3.О чем я думал? Что не сбылось в моей земной жизни…
В детстве мечтал стать лесником… Чтоб у меня была маленькая избушка, упятившаяся под разлапистые ели, с крышей, поросшей зеленым мохом. Чтоб на ели той жила белка, соря на обомшелую крышу ореховой скорлупой и еловыми шишками. Чтоб мхи и травы подступали к самому крыльцу, возле которого лежала бы грозная собака-волкодав, охраняя и дом, и пасущуюся на лужку корову с теленком. Чтоб из окон дома моего выглядывала геранька, цветущая пышно с ранней весны до поздней осени. Что еще? Я не возражал бы, чтоб прямо под окнами или просто поблизости стоял муравейник… чтоб лоси подходили к сенному прикладку подкормиться…
Я выходил бы ранним утром на крыльцо, кормил с руки белочку, подсвистывал зябликам и чижам, гладил собаку и трепал ее за уши; смотрел, как дятел долбит сухой ствол дерева. Потом я шел бы по тропе или напрямик, бездорожно, обходя свои лесные владения, и отмечал: чу, там, в малиннике, медведь сопит; а на сосне столетней гнездо диких пчел; а вот барсучиха с барсучатами вырыла новую нору…
Можно без конца рисовать себе такие картины — это так отрадно!
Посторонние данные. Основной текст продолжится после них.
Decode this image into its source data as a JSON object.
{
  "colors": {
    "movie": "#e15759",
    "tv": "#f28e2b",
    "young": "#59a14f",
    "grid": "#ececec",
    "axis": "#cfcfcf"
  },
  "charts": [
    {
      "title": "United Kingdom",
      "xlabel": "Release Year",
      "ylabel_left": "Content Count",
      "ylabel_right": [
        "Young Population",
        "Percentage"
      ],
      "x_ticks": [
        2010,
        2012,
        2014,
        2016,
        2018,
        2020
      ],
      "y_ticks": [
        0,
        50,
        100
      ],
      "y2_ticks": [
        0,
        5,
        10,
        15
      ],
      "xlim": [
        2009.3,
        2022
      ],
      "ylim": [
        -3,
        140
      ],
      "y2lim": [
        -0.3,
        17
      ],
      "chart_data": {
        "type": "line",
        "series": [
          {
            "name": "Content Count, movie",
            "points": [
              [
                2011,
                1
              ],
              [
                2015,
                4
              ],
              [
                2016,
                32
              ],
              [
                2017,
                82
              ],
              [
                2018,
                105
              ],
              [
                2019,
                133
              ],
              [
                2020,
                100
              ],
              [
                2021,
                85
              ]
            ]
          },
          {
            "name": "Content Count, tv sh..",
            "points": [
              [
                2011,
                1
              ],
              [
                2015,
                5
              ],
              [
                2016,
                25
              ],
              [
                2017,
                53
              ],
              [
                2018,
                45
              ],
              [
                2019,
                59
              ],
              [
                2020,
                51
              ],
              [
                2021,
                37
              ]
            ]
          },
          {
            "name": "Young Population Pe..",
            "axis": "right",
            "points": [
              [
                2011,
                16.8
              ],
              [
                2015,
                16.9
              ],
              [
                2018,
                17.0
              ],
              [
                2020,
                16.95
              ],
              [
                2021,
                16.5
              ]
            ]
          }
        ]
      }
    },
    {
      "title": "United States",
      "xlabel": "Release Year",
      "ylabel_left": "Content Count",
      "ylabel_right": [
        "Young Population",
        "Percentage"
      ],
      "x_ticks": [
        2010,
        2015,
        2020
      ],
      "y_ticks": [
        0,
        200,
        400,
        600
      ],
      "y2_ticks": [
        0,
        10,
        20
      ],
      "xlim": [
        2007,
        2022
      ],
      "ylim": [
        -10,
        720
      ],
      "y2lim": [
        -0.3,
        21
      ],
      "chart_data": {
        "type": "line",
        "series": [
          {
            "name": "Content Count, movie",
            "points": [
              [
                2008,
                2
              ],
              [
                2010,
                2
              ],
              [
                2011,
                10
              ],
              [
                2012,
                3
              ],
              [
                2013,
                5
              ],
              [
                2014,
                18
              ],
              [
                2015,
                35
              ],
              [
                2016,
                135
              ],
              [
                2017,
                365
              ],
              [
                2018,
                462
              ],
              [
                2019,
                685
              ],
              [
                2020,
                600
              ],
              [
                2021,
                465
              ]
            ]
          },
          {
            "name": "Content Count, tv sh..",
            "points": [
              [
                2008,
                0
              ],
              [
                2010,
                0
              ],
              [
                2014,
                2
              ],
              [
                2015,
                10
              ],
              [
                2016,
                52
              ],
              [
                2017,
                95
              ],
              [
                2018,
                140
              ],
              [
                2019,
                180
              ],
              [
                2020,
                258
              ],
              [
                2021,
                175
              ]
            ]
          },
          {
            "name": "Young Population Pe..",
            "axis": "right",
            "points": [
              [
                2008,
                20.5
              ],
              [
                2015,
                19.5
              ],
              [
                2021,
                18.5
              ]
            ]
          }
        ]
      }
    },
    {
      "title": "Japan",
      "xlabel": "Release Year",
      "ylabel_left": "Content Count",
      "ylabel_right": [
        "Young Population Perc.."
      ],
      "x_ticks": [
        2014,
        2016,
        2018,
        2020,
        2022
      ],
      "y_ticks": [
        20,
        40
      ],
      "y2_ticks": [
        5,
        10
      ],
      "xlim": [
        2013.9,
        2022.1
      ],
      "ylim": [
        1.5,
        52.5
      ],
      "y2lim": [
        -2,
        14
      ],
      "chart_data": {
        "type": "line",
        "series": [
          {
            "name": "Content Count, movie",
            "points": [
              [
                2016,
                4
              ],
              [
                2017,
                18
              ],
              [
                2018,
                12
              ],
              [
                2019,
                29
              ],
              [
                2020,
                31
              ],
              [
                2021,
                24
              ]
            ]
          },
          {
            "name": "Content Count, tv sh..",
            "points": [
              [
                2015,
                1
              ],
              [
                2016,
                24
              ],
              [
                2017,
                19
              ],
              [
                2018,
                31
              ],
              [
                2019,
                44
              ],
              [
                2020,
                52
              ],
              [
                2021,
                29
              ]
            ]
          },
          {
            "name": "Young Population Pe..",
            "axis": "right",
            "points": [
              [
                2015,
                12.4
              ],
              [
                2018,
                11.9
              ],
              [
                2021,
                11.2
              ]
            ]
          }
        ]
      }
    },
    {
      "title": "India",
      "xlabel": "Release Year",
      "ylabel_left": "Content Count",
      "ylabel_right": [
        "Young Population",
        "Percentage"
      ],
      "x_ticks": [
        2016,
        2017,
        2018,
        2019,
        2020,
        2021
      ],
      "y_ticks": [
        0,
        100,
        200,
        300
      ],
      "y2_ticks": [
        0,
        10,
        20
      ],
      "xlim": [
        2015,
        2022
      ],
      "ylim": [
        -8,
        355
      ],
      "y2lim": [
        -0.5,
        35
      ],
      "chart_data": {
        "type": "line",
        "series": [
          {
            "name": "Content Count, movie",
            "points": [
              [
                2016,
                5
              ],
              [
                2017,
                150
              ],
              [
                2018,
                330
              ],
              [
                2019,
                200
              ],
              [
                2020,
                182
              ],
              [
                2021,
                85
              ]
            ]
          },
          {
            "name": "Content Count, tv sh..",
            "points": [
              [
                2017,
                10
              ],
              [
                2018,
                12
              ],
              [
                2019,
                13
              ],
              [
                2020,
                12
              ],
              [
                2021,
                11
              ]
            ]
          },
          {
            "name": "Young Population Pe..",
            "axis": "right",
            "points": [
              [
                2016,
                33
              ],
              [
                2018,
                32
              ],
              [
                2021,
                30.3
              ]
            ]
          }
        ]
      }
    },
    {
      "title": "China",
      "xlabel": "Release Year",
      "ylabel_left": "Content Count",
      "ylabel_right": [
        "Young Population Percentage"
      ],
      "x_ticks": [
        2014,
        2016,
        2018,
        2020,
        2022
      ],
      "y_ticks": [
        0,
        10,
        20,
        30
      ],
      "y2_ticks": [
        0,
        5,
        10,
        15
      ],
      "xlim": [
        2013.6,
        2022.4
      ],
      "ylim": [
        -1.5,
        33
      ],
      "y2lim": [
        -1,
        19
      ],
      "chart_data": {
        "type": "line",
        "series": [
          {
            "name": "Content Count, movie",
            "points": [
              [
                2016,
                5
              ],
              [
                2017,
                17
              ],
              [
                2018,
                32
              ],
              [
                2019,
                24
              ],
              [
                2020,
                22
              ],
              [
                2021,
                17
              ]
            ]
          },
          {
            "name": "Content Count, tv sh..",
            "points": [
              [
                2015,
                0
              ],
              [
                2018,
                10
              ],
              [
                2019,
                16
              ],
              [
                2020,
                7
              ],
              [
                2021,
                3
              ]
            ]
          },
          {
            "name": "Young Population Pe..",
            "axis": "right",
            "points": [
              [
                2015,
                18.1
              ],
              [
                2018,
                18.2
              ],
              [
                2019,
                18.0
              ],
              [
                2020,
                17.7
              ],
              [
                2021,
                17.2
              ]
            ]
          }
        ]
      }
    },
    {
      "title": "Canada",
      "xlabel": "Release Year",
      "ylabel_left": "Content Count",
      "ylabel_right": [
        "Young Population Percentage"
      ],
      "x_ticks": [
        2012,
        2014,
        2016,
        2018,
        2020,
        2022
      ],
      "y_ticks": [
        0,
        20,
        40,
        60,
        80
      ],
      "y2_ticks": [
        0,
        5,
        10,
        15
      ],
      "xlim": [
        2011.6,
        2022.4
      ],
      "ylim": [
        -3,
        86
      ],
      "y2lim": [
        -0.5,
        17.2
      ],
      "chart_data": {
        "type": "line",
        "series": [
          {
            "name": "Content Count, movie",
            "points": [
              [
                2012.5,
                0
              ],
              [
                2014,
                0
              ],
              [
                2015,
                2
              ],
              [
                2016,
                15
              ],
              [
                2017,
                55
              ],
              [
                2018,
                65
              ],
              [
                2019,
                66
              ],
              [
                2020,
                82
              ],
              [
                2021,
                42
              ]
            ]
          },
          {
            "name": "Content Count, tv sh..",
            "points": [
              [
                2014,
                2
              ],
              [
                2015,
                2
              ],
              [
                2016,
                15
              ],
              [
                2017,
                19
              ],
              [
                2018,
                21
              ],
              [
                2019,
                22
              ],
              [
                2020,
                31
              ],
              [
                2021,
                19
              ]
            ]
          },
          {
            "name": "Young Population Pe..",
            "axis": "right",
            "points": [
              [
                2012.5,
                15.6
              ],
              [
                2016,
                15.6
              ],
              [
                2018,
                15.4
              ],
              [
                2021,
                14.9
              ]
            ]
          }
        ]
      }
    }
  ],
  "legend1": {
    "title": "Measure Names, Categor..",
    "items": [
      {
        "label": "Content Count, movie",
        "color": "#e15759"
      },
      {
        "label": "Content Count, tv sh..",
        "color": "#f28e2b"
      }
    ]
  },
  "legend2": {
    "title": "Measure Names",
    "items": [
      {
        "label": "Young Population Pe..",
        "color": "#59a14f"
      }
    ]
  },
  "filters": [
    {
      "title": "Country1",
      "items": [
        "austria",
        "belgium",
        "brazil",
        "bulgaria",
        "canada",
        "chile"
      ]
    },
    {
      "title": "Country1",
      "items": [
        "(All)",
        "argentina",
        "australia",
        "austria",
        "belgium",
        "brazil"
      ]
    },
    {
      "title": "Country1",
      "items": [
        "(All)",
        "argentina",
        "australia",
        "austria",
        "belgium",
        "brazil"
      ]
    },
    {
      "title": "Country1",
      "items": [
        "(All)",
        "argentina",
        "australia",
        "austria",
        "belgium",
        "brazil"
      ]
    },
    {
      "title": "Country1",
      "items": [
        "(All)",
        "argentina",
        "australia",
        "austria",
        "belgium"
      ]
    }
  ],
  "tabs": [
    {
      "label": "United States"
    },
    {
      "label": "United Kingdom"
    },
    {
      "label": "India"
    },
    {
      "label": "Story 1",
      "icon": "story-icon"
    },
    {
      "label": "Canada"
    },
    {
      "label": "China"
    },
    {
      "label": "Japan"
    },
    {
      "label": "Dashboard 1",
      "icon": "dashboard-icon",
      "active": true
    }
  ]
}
Я хотел быть и не стал обыкновенным крестьянином, у которого дом с дворовыми пристройками; а во дворе корова опять же с теленком, лошадка с жеребеночком, свинья с поросятками… А в избе пахнет свежим хлебом, сдобными лепешками, топленым молоком и сотовым медом.
Я запрягал бы лошадку в плуг или телегу, выезжал в поле; а жаворонки надо мной пели бы, и солнце меня ласкало…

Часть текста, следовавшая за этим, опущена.